Francisco

Catequeses sobre o discernimento 14. O acompanhamento espiritual

Quarta-feira, 4 de janeiro de 2023


Prezados irmãos e irmãs, bom dia!

Antes de começar esta catequese, gostaria que nos uníssemos a quantos, aqui ao lado, prestam homenagem a Bento XVI e dirigir o meu pensamento a ele, que foi um grande mestre de catequese. O seu pensamento perspicaz e gentil não foi autorreferencial, mas eclesial, pois sempre quis acompanhar-nos ao encontro com Jesus. Jesus, o Crucificado Ressuscitado, o Vivente e o Senhor, foi a meta para a qual o Papa Bento nos conduziu, levando-nos pela mão. Que ele nos ajude a redescobrir em Cristo a alegria de acreditar e a esperança de viver.

Com esta catequese de hoje concluímos o ciclo dedicado ao tema do discernimento, e fazemo-lo completando o discurso sobre as ajudas que podem e devem sustentá-lo: sustentar o processo de discernimento. Uma delas é o acompanhamento espiritual, importante sobretudo para o conhecimento de si que, como vimos, é uma condição indispensável para o discernimento. Olharmo-nos no espelho, sozinhos, nem sempre ajuda, pois podemos alterar a imagem. Ao contrário, olhar no espelho com o auxílio de outra pessoa, isto ajuda muito pois o outro diz-te a verdade – quanto é verdadeiro – e assim ajuda-te.

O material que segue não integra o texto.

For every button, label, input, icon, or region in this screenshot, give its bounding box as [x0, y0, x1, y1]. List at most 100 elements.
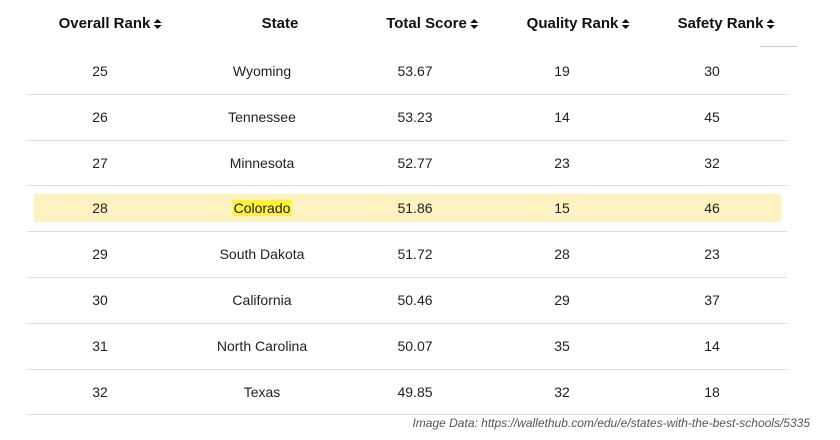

A graça de Deus em nós trabalha sempre na nossa natureza. Pensando numa parábola evangélica, podemos comparar a graça com a boa semente e a natureza com o terreno (cf. Mc 4, 3-9). Em primeiro lugar, é importante dar-se a conhecer, sem ter medo de compartilhar os aspetos mais frágeis, onde nos descobrimos mais sensíveis, fracos, ou receosos de ser julgados. Dar-se a conhecer, manifestar-se a si mesmo a uma pessoa que nos acompanhe no caminho da vida. Não que decida por nós, não: mas que nos acompanhe. Pois a fragilidade é, na realidade, a nossa verdadeira riqueza: somos ricos de fragilidade, todos; a verdadeira riqueza, que devemos aprender a respeitar e a aceitar, pois quando é oferecida a Deus, torna-nos capazes de ternura, de misericórdia e de amor. Ai daquelas pessoas que não se sentem frágeis: são duras, ditatoriais. Mas, as pessoas que com humildade reconhecem as próprias fragilidades são mais compreensivas com os outros. A fragilidade – posso dizer - torna-nos humanos. Não é por acaso que a primeira das três tentações de Jesus no deserto – ligada à fome – procura roubar-nos a fragilidade, apresentando-a como um mal do qual nos livrar, um impedimento a ser como Deus. Ao contrário, é o nosso tesouro mais precioso: com efeito, para nos tornarmos semelhante a Ele, Deus quis partilhar até ao fim precisamente a nossa fragilidade.  Olhemos para o Crucificado: Deus que desceu até à fragilidade. Olhemos para o presépio que chega numa fragilidade humana grande. Ele partilhou a nossa fragilidade.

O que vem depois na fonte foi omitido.